David Grace has officially been named associate head coach of the Vanderbilt men’s basketball team, the university announced Thursday afternoon.
This hire marks the first assistant coaching role filled by new Head Coach Jerry Stackhouse and Athletic Director Malcolm Turner.
Grace has the background to serve as a terrific complement to Stackhouse, who lacks prior experience in college coaching. Grace has a thorough background in the collegiate realm. He first made the switch from high school to college in 2006, when he accepted an assistant coaching position at Sacramento State. Since then, he has held assistant coaching roles at San Francisco state, Oregon State, UCLA, and Cal Berkeley.
Above all, Grace is known in the basketball world for his immense recruiting skill.
In a 2016 poll, ESPN surveyed nearly 60 division-I coaches to create a list of the nation’s best recruiters. Grace, an assistant at UCLA at the time, cracked the top 10 at number seven (number one on the west-coast). Given his track record with recruits–Kevon Looney, Zach LaVine, Lonzo Ball, TJ Leaf, Kris Wilkes and Shareef O’Neal, just to name a few–and his relationship with successful AAU programs, the ranking is well-deserved.

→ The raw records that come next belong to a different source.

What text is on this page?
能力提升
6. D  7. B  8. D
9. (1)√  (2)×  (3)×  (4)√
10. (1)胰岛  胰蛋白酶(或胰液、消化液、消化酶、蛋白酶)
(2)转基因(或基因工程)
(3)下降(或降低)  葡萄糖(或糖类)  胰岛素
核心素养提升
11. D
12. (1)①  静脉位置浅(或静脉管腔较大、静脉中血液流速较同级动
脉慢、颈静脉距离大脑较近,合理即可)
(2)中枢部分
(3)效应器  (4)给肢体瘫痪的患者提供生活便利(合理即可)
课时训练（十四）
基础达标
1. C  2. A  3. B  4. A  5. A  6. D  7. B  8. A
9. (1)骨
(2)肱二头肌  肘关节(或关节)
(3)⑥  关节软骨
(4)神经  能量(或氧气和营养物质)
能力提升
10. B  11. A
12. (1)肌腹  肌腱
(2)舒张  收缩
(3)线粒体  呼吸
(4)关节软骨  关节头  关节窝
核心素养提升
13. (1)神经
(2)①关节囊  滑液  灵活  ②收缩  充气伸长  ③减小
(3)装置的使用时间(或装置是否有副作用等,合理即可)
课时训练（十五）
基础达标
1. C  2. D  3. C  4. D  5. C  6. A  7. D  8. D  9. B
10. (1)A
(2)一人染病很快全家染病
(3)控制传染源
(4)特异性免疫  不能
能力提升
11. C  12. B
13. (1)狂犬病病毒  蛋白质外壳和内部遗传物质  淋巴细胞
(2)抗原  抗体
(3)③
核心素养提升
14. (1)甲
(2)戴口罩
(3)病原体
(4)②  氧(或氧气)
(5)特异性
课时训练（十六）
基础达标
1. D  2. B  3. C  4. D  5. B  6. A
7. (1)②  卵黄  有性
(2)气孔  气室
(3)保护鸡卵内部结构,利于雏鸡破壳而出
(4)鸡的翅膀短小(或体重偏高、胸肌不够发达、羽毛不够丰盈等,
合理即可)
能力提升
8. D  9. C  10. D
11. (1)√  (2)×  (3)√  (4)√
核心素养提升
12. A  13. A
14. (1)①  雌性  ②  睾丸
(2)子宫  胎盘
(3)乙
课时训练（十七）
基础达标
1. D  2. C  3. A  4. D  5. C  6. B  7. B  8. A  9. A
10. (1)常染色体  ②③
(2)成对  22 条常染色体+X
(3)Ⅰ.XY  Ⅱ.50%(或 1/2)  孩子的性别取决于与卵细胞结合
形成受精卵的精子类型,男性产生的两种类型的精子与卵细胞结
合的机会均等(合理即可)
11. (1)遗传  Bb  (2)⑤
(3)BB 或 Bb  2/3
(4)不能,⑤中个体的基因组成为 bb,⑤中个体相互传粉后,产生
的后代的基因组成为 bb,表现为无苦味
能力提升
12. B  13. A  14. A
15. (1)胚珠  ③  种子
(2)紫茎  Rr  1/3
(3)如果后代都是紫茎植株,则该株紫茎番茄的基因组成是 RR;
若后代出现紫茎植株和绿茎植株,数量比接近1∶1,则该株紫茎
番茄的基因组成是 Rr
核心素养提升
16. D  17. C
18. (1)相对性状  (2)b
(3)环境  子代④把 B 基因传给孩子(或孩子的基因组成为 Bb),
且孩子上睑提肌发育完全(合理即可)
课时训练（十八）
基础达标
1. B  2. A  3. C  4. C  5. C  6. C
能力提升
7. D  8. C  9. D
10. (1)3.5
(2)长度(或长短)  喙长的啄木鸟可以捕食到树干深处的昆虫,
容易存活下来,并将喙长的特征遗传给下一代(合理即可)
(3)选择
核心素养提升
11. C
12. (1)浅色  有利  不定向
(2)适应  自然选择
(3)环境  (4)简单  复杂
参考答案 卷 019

At UCLA, Grace helped the Bruins to a 117-57 record with four NCAA Tournament appearances, including three Sweet Sixteens. He also helped bring in four top-five recruiting classes in his time with the program.
Grace has coached the Compton Magic, giving him ties to one of the biggest AAU programs on the west coast, and even co-founded an AAU team of his own: the Arizona Magic. This program, an affiliate of the Compton Magic, has made it as far as the Elite Eight (out of 338 AAU teams) under his leadership.
Prior to joining the coaching ranks, he spent 20 years in active duty in the U.S. Air Force, serving in Operation Desert Storm and in countries such as Turkey, Germany and Spain.